As always, our open-armed welcome was heartening with the hotel manager directing us to a tray of warm, oven-fresh madelines together with an almond and honey-perfumed nectar. Soon after we closed our boudoir door, the manager returned with a broad smile and wide silver tray with a spread of complimentary goodies; a hand-tied posy of scarlet roses, 'madeleines à la lavande', rose biscuits from Reims, and a bottle of chilled Laurent Perrier.
Divine dining
In the warm summer months, dining alfresco on the aged flagstone terrace beneath the plane trees is heavenly. In the cooler months, dining within the cosy, relaxed yet refined and luxurious dining room – with a glowing fire, candles, and figurine table lamps with pleated tasselled shades – is equally enchanting. The event is never brief as you sit in the comfort of deep velvet armchairs or small down filled sofas, in an atmospheric lighting so gentle, that you are lulled into an evening-long radiant dalliance.
The chef, Christophe Gavot, provides palate pleasers that work beautifully within the cosseting surroundings. His style is Mediterranean-Provençal, using local, seasonal ingredients wherever possible; I defy anyone to make a naturally sweeter gazpacho with pimento and cucumber.

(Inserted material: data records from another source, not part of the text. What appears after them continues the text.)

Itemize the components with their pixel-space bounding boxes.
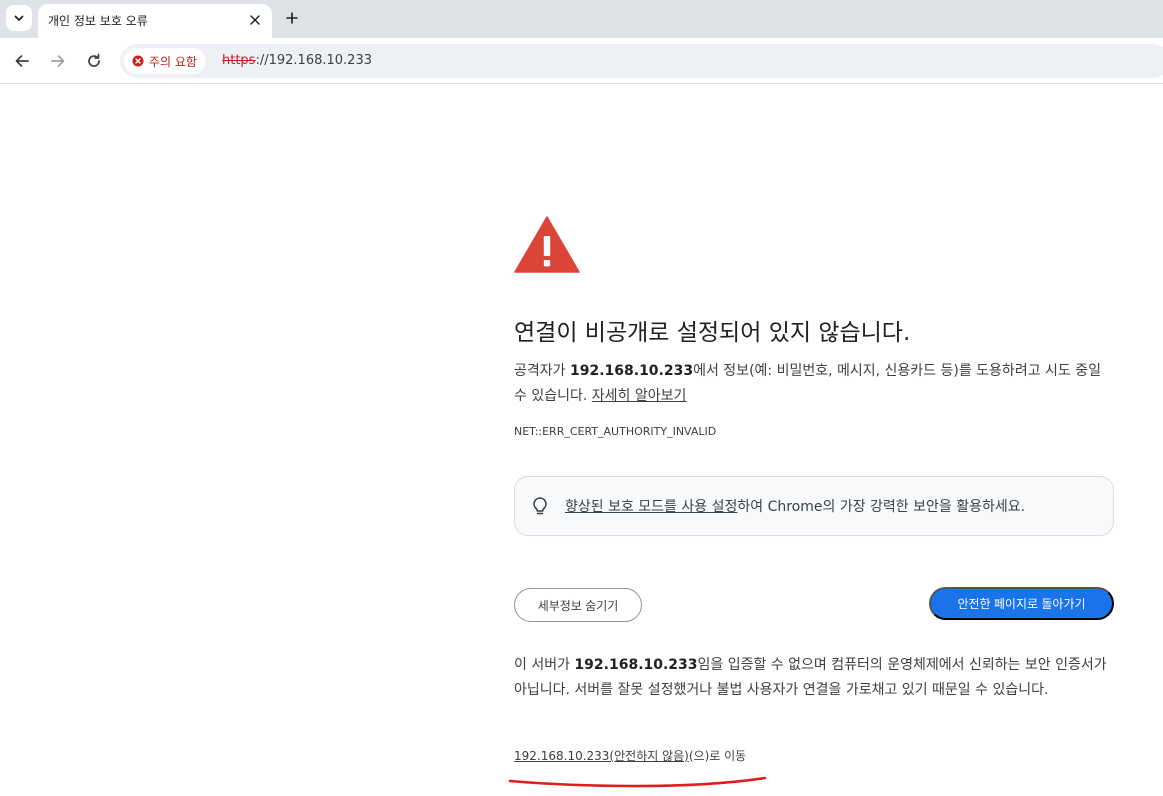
enhanced-protection-banner: 향상된 보호 모드를 사용 설정하여 Chrome의 가장 강력한 보안을 활용… [514, 476, 1114, 536]
arrow-left-icon [15, 55, 29, 67]
tab-close-button[interactable] [246, 11, 264, 29]
reload-button[interactable] [83, 50, 105, 72]
error-icon [132, 55, 144, 67]
plus-icon [286, 12, 298, 24]
back-to-safety-button[interactable]: 안전한 페이지로 돌아가기 [929, 587, 1114, 620]
new-tab-button[interactable] [282, 8, 302, 28]
security-chip-label: 주의 요함 [149, 54, 197, 69]
enhanced-protection-link[interactable]: 향상된 보호 모드를 사용 설정 [565, 499, 737, 515]
url-host: ://192.168.10.233 [255, 53, 372, 68]
learn-more-link[interactable]: 자세히 알아보기 [592, 388, 687, 404]
toolbar: 주의 요함 https://192.168.10.233 [0, 38, 1163, 84]
back-button[interactable] [11, 50, 33, 72]
page-title: 연결이 비공개로 설정되어 있지 않습니다. [514, 320, 911, 346]
warning-triangle-icon [514, 216, 580, 273]
host-name: 192.168.10.233 [569, 363, 694, 379]
enhanced-protection-text: 향상된 보호 모드를 사용 설정하여 Chrome의 가장 강력한 보안을 활용… [565, 499, 1026, 515]
url-scheme: https [222, 53, 256, 68]
tab-title: 개인 정보 보호 오류 [48, 14, 148, 28]
forward-button[interactable] [47, 50, 69, 72]
tab-search-button[interactable] [6, 5, 32, 31]
details-text: 이 서버가 192.168.10.233임을 입증할 수 없으며 컴퓨터의 운영… [514, 657, 1107, 698]
proceed-line: 192.168.10.233(안전하지 않음)(으)로 이동 [514, 749, 747, 763]
hide-details-button[interactable]: 세부정보 숨기기 [514, 588, 642, 622]
proceed-unsafe-link[interactable]: 192.168.10.233(안전하지 않음) [514, 749, 689, 763]
description: 공격자가 192.168.10.233에서 정보(예: 비밀번호, 메시지, 신… [514, 363, 1101, 404]
reload-icon [88, 53, 100, 67]
lightbulb-icon [533, 497, 547, 515]
close-icon [250, 15, 260, 25]
security-chip[interactable]: 주의 요함 [124, 48, 206, 74]
tab-strip: 개인 정보 보호 오류 [0, 0, 1163, 38]
tab-active[interactable]: 개인 정보 보호 오류 [38, 4, 272, 38]
url-text[interactable]: https://192.168.10.233 [222, 53, 372, 68]
details-host-name: 192.168.10.233 [574, 657, 698, 673]
error-code: NET::ERR_CERT_AUTHORITY_INVALID [514, 425, 717, 438]
arrow-right-icon [51, 55, 65, 67]
address-bar[interactable]: 주의 요함 https://192.168.10.233 [120, 44, 1163, 78]
red-underline-annotation [508, 776, 767, 788]
chevron-down-icon [14, 15, 24, 21]
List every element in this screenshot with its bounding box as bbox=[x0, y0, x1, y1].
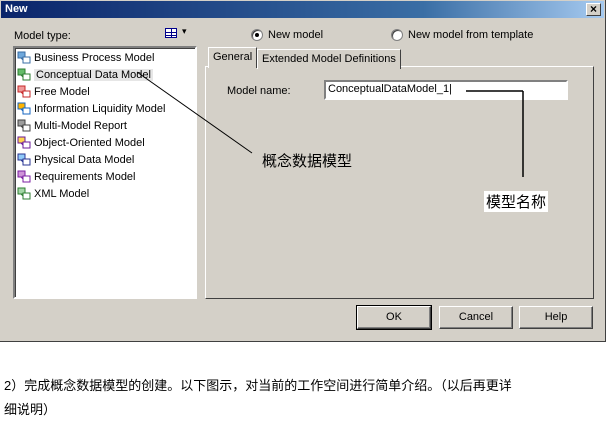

His dishes have a comfort factor too, being generous in size and not calorie-restricted; scampi with a twist, butter-soft terrine de foie gras, pink lamb tenderloin with a coating of goats' cheese, plenty of truffle, sea bass cooked in a court-bouillon with local herbs, red cabbage and sweet potato – all delicious. However, he will cater expertly for those wishing to dine on grilled fish and salad. The wine list is short but well formed, with some excellent Bandols and white wines from Cassis, including our favourite: Château Simon.
Having wrapped ourselves up in Villa Gallici's unique velvety enfolds, for three whole days and nights, we felt recharged, thoroughly spoilt...and...rebooked. We are, again, on that list of spellbound repeaters.